Griffith had, from the age of 3, a passion for counting and made fair records in all studies. He entered school at 10, and attended school seven years. In scope and tenacity of memory, and in rapidity at calculation, he ranked with the best recorded cases, according to the investigators who examined him. Memory was described as very systematic; and rapidity was seen to depend on the great number of numerical relations committed to memory, and upon reduction in number of operations through short-cut methods.

These three examinations were all conducted more than twenty years ago, before standardized methods of measurement had been developed. It is difficult to glean from them, and from the biographical material compiled by Scripture and by Mitchell, what the truth is, as regards the extent to which this gift for calculation was special in these persons. Many of them, as we have seen, were certainly men of genius, with general capacity for selective thinking. Several others probably were not of superior general intelligence, but in no case can we be certain, on the basis of anecdotal evidence alone. Some of them were peasants or slaves, born to manual toil, in the absence of free schools, and in the presence of rigid class distinctions. It is not inconceivable that a child of IQ over 170, condemned by unavoidable environment to herd sheep or pick cotton through his youth, might find relief from the monotony of his work by calculating. As Mitchell, himself a lightning calculator, says, “Given a knowledge of how to count, and later a few definitions, and any child of average ability can go on, once his interest is accidentally aroused, and construct, unaided, practically the whole science of arithmetic, no matter how much or how little he knows of other things.” This statement is probably true, if we change one word, and substitute for “child of average ability,” “child of great ability.”

All who have examined lightning calculators, or searched their biographical records, are agreed that the secret of their power lies in highly developed mechanics.
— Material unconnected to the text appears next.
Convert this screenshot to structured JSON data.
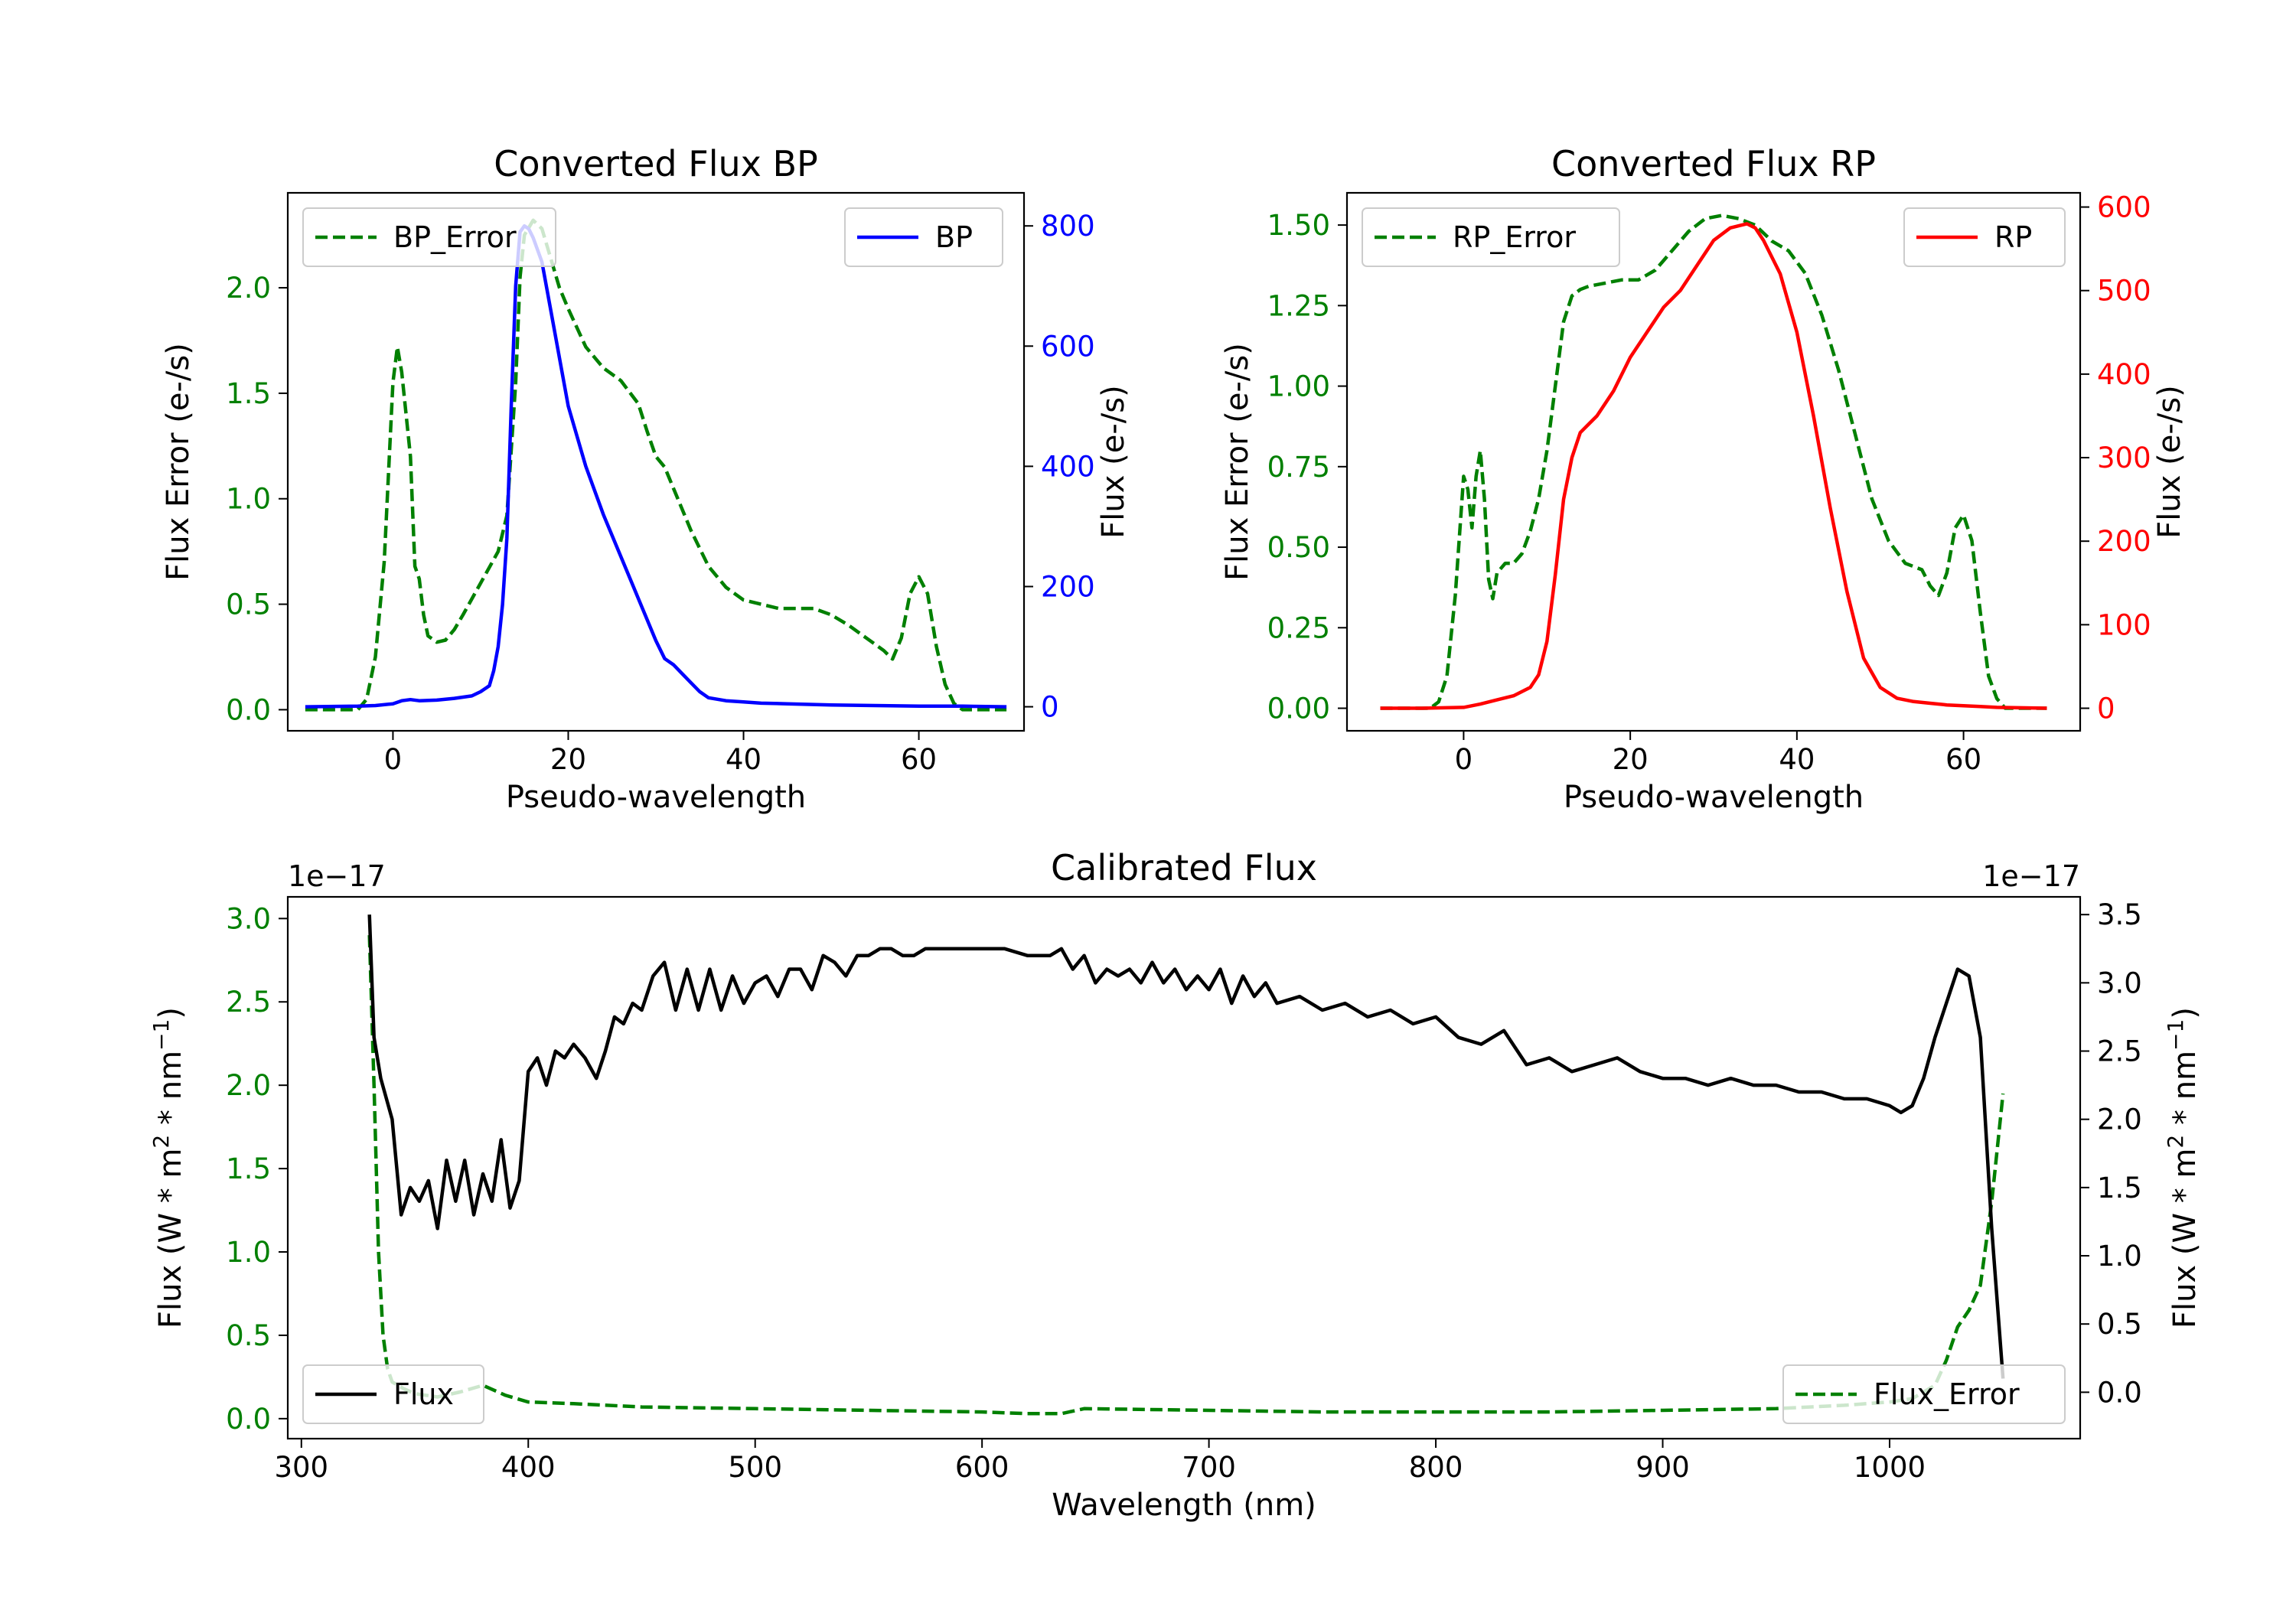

Special habits of combining and recognizing numbers are formed, which differ from ordinary calculation comparatively in somewhat the same way as the method of the child who added 7 + 5 by adding 7 + 2 + 2 + 1, the latter being analogous to the usual method.

The lightning calculator memorizes combinations far beyond those ordinarily memorized, so that he is, for instance, able to add 2581 + 1763 as quickly as an ordinary person can add 15 + 8. He learns multiplication tables up to 100 × 100, whereas we learn only through 12 × 12. He devises and uses many “short cuts,” e.g. multiplying by two easy numbers and taking the difference, instead of multiplying by an awkward number. Multiplication is probably used as the fundamental operation.

This specialization in and perfection of arithmetical connections, by a person of original aptitude for and interest in numbers, results in the prodigious calculator. As Scripture concludes, “These persons had enormous ability to learn calculation, not to calculate without learning.” The rôle played by practice is seen in the fact that if interest in counting wanes, and practice at calculation ceases, the skill acquired deteriorates through disuse. Whatley, and others, who became distracted from calculation by other interests as they grew up, lost the power they had possessed. However, by resuming practice, the skill can be regained by those who have acquired it, as is the case with skills in general.

Satisfaction in mental activity for its own sake is expressed by those calculators who have given introspections. After Safford had lost the power of lightning calculation through disuse, he continued to take pleasure in factoring large numbers, or in satisfying himself that they were prime. The younger Bidder said, “With my father, as with myself, the handling of numbers or playing with figures afforded a positive pleasure, and constant occupation of leisure moments. Even up to the last year of his life,[[16]] my father took delight in working out long and difficult arithmetical and geometrical problems.”

All who have studied material relating to prodigious calculators have especially stressed the very early age at which the gift has shown itself. This is especially true of those who achieved greatness in science, as adults. Gauss, Whatley, and Ampère were all first noted at the age of 3 years, and Safford and Bidder at the age of 6 years. It appears to the present writer to be probable that any child of IQ over 180 could be taught to be a lightning calculator. This inference comes from observing such children, as they master numbers.

IX. ARITHMETICAL ABILITY OF TWO CHILDREN OF IQ 184 AND IQ 187 (STANFORD-BINET)

To illustrate mathematical aptitude in children of high IQ, a brief account is herewith given of two boys, both known professionally to the present writer since early childhood. These children are both of a degree of general intelligence so rare as to be scarcely ever found, and both are especially interested in mathematics.

The boy D, of IQ 184, was described first by Terman, in The Intelligence of School Children. His achievements are most remarkable in every kind of intellectual activity, including music and drawing. Among his favorite pastimes since infancy has been the manipulation of numbers. His calculations, dating from the time his hand could wield a pencil, have covered hundreds of pages. As a child of 7, 8, and 9 years, D found the keenest satisfaction in deriving formulæ to render himself unbeatable at family games based on number. At the age of 12 years he has completed the mathematical curriculum of the elementary and secondary schools, through arithmetic, algebra, geometry, and trigonometry. (It should be added that he has also completed the curriculum of the elementary and secondary schools in all other respects, and is ready at 12 years to enter college.)